A handbook of precedence and protocol can be a handy tool when making the determination of who is to sit where if you happen to be hosting an official state function. Once you have determined who is of higher rank, then it is just a matter of placing people around a table. There are a few simple rules that apply to most situations:
1. When there is but a single table, the host and hostess usually sit at opposite ends, or occasionally in the center of the table facing each other. When multiple tables are needed, the host and hostess may be at separate tables in which case you may wish to opt for a co-host and co-hostess.
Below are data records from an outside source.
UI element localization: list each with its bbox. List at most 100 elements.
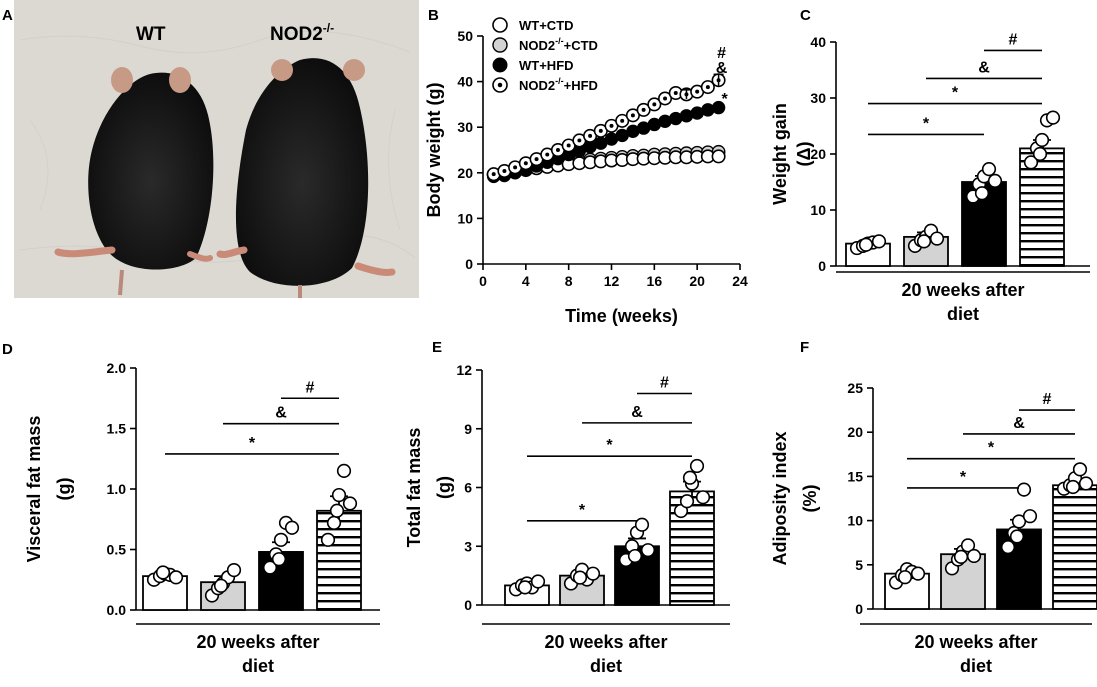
y-tick-label: 0 [464,597,472,613]
mouse-nod2-left-ear [271,59,293,81]
data-point [679,494,695,509]
mouse-nod2-body [235,58,369,286]
mouse-wt-right-foot [187,251,213,262]
data-point [329,503,345,518]
y-tick-label: 30 [457,119,473,135]
legend-label-tail: +HFD [564,78,598,93]
mouse-wt-left-foot [54,246,116,258]
y-tick-label: 9 [464,421,472,437]
mouse-nod2-right-foot [354,262,396,276]
data-point-dot-center [609,123,614,128]
data-point [271,552,287,567]
y-axis-subtitle: (Δ) [794,142,814,167]
y-tick-label: 20 [457,165,473,181]
comparison-label: * [923,115,930,132]
data-point-open [711,149,726,164]
legend-label-tail: +CTD [564,38,598,53]
y-tick-label: 10 [810,202,826,218]
y-axis-title: Weight gain [770,103,790,205]
data-point-dot-center [577,138,582,143]
y-tick-label: 30 [810,90,826,106]
data-point [640,543,656,558]
y-tick-label: 6 [464,480,472,496]
legend-label-base: WT+HFD [519,58,574,73]
y-tick-label: 0 [818,258,826,274]
y-tick-label: 0 [465,256,473,272]
weight-gain-chart: C 0 10 20 30 40 Weight gain (Δ) # & * * 20 weeks aft… [770,7,1090,324]
data-point [627,548,643,564]
y-tick-label: 5 [855,557,863,573]
data-point [320,532,336,547]
x-axis-title: Time (weeks) [565,306,678,326]
data-point [929,231,945,246]
y-tick-label: 0.0 [107,602,127,618]
data-point [213,578,229,593]
data-point [336,463,352,478]
mouse-wt-left-ear [111,67,133,93]
data-point-dot-center [598,128,603,133]
mouse-wt-right-ear [169,67,191,93]
x-tick-label: 16 [647,273,663,289]
data-point-dot-center [545,152,550,157]
data-point-dot-center [534,157,539,162]
legend-label: NOD2-/-+CTD [519,36,598,53]
data-point [871,234,887,249]
data-point [897,570,913,585]
x-tick-label: 8 [565,273,573,289]
footer-line-2: diet [960,656,992,676]
legend-label: WT+HFD [519,58,574,73]
photo-label-nod2-base: NOD2 [270,24,323,45]
y-tick-label: 20 [810,146,826,162]
data-point [916,234,932,249]
comparison-label: & [275,405,287,422]
x-tick-label: 0 [479,273,487,289]
comparison-label: # [306,379,315,396]
comparison-label: # [1043,391,1052,408]
legend-label-sup: -/- [555,36,564,46]
y-tick-label: 1.0 [107,481,127,497]
footer-line-2: diet [590,656,622,676]
sig-amp: & [716,60,728,77]
y-tick-label: 1.5 [107,421,127,437]
legend-marker [492,57,508,73]
legend-label-sup: -/- [555,76,564,86]
comparison-label: & [631,404,643,421]
y-axis-title: Adiposity index [770,431,790,565]
footer-line-2: diet [947,304,979,324]
mouse-nod2 [216,58,396,298]
data-point-dot-center [705,85,710,90]
data-point [1022,509,1038,524]
data-point [331,487,347,503]
data-point-dot-center [663,96,668,101]
sig-hash: # [717,45,726,62]
comparison-label: & [978,59,990,76]
photo-label-nod2-sup: -/- [323,21,334,35]
data-point [966,548,982,564]
data-point [858,237,874,252]
data-point [155,565,171,580]
y-tick-label: 0 [855,601,863,617]
comparison-label: * [952,85,959,102]
y-axis-title: Visceral fat mass [24,416,44,563]
data-point-dot-center [555,148,560,152]
comparison-label: * [606,437,613,454]
panel-label-d: D [2,341,13,358]
x-tick-label: 20 [689,273,705,289]
adiposity-chart: F 0 5 10 15 20 25 Adiposity index (%) # & * * 20 week… [770,339,1097,676]
photo-label-nod2: NOD2-/- [270,21,334,45]
y-tick-label: 15 [847,468,863,484]
y-tick-label: 3 [464,538,472,554]
data-point-dot-center [695,89,700,94]
photo-label-wt: WT [136,24,166,45]
y-tick-label: 10 [847,513,863,529]
panel-label-a: A [2,7,13,24]
panel-label-e: E [432,339,442,356]
data-point-dot-center [652,102,657,107]
data-point [1065,479,1081,495]
body-weight-chart: B 0 10 20 30 40 50 0 4 8 12 16 20 24 Body weight (g) Ti… [424,7,748,326]
data-point [1045,110,1061,125]
visceral-fat-chart: D 0.0 0.5 1.0 1.5 2.0 Visceral fat mass (g) # & * 2… [2,341,380,676]
comparison-label: * [960,469,967,486]
data-point [1078,476,1094,491]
2. The highest ranking male generally sits to the right of the hostess. The wife of the highest ranking man or the highest ranking woman herself sits to the right of the host. The second ranking male will usually sit to the left of the hostess. Now the seating should be arranged such that no two women set side by side and no two men sit side by side. This will prove a dificult feat when the number of guests is evenly divisible by four, so try to avoid this possibility but should it happen, it is common to swap the spot of the hostess and the highest ranking male.
3. A rule that has all kinds of interesting psychological implications says that married people are never seated side by side, but those engaged are seated side by side whenever possible.
4. The ranks for various persons is determined by the President of the United States. The list is fairly long and complex and occasionally changes. It is kept on file at the State Department.
5. If you happen to be in the military, there is a good book to help you sort this kind of thing out, Service Etiquette by Oretha D. Swartz. It also covers other military social relationships. A handy book to have around when you may be hobnobbing with the brass.
When having over friends or family, the seating arrangement can still be important, and the above rules of precedence for formal occasions can be instructive. Try to seat people to best stimulate pleasant conversation and to facilitate the feeding of young children. This means not hemming young parents into corners where they can't quickly handle the inevitable emergency created by the three year olds.
Though appointing the seating for your guests may seem stuffy, it generally puts guests at ease. People like to know where the host wants them to sit and will often ask before being seated if the place they have chosen is all right. Name cards are not necessary, but can be fun. If a guest objects to the seating you have chosen, simply make a quick change.
For informal dining, it is wise to have the host in a seat close to the kitchen. Try to mix up family and friends so that spouses and cronies are not seated together. By mixing the company you will be fostoring new relationships and also facilitating conversation. Husbands and wives know each other so well that they often have little to say to each other that is appropriate at a dinner.
For large family gatherings it is often policy to put age groups together, the elder family members near the head of the table and the younger members at the opposite end or even at a separate table. This can make for lively dining conversation. However, mixing the age groups can also be interesting to a point. Those under the age of ten will not likely benefit from such a mixing. Teenagers, anxious to take their place among the adults yet still unsure of themselves, might find this alternative arrangement flattering and even stimulating.
Whatever you decide to do, choose your seating arrangment with care as at larger dinner parties it can make a difference.